Cotton Leaf Tip Assay with Hygromycin and kanamycin: About, seventy transgenic cotton plants were assayed in the same way as cereal leaf tips. Leaf tips from transgenic cotton plants expressing the hph gene (hygromycin resistance gene) and the nptll gene (confers kanamycin resistance) were placed on media containing different concentration of hygromycin and kanamycin (Table 2). Nontransgenic cotton leaf tips showed partial bleaching in the medium containing 30 μg/ml hygromycin after four days and complete bleaching after 8-days (Fig. 2a). At lower concentrations of hygromycin, bleaching was less rapid and vice versa. Transgenic cotton leaf tips remained green and healthy for more than two weeks at all levels of hygromycin (Fig. 2b). Different kinds of symptoms due to the effect of hygromycin on transgenic plants and may be due to different expression levels are shown in the Table 2. It was observed that leaf tips of control cotton plants remained green and healthy on MS medium, even after one month (Fig. 2c).
The same assay was repeated with non-transgenic (control) cotton leaf tips placed on media containing different concentrations of kanamycin. Almost, all of the leaf tips remained green and were unaffected for more than two weeks, while in one or two leaf tips, radish, necrotic areas were observed after two weeks on 120 μg/ml of kanamycin (Fig. 2d).
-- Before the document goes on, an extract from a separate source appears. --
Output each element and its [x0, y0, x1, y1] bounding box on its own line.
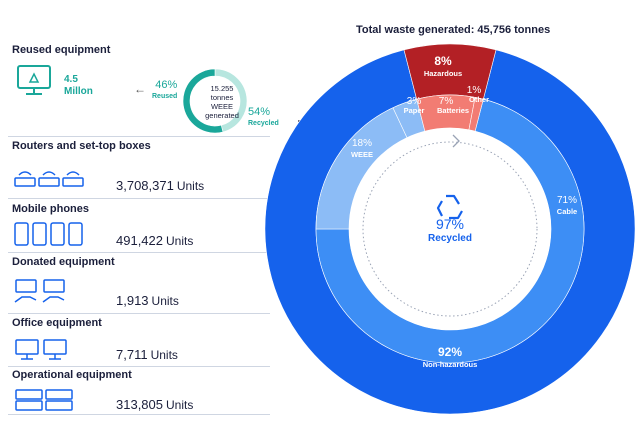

This concentration was too high to damage the leaf tissues. But no significant difference was observed after 10-15 days. These unexpected results may be due to differences in the bleaching effect of Kanamycin and hygromycin. Therefore, this assay can not distinguishe between nptll expressing and non-transgenic plants. All the above mentioned results of this assay were supported by other assays, such as, PCR, western blot analysis and ELISA etc (data not shown).
In conclusion, the leaf tip assay can be used as an easy and inexpensive method to distinguished between transgenic and non-transgenic plants of cotton and rice. The main advantage of the method is the use of minimal amount of transgenic plant tissues, as well as chemicals which cause no damage to the whole plant. It can also be used for screening large numbers of segregating population of transgenic plants and preliminary selection of transgenes. This method may also be used with other selectable marker genes like herbicide resistance gene (bar). This is the first report of such work on Basmati rice and cotton cultivars. Aromatic indica Basmati rice was used as a monocot plant and recalcitrant cotton as a representative of dicots plants.
Acknowledgments
Financial assistance of Rockfeller foundation, Asian Development Bank and Ministry of Food Agriculture and Livestock Islamabad, is gratefully acknowledged. The authors would like to thank the members of cotton and rice transformation group at CEMB for their cooperation and Mr. Muhammad Irian for the preparation of this manuscript.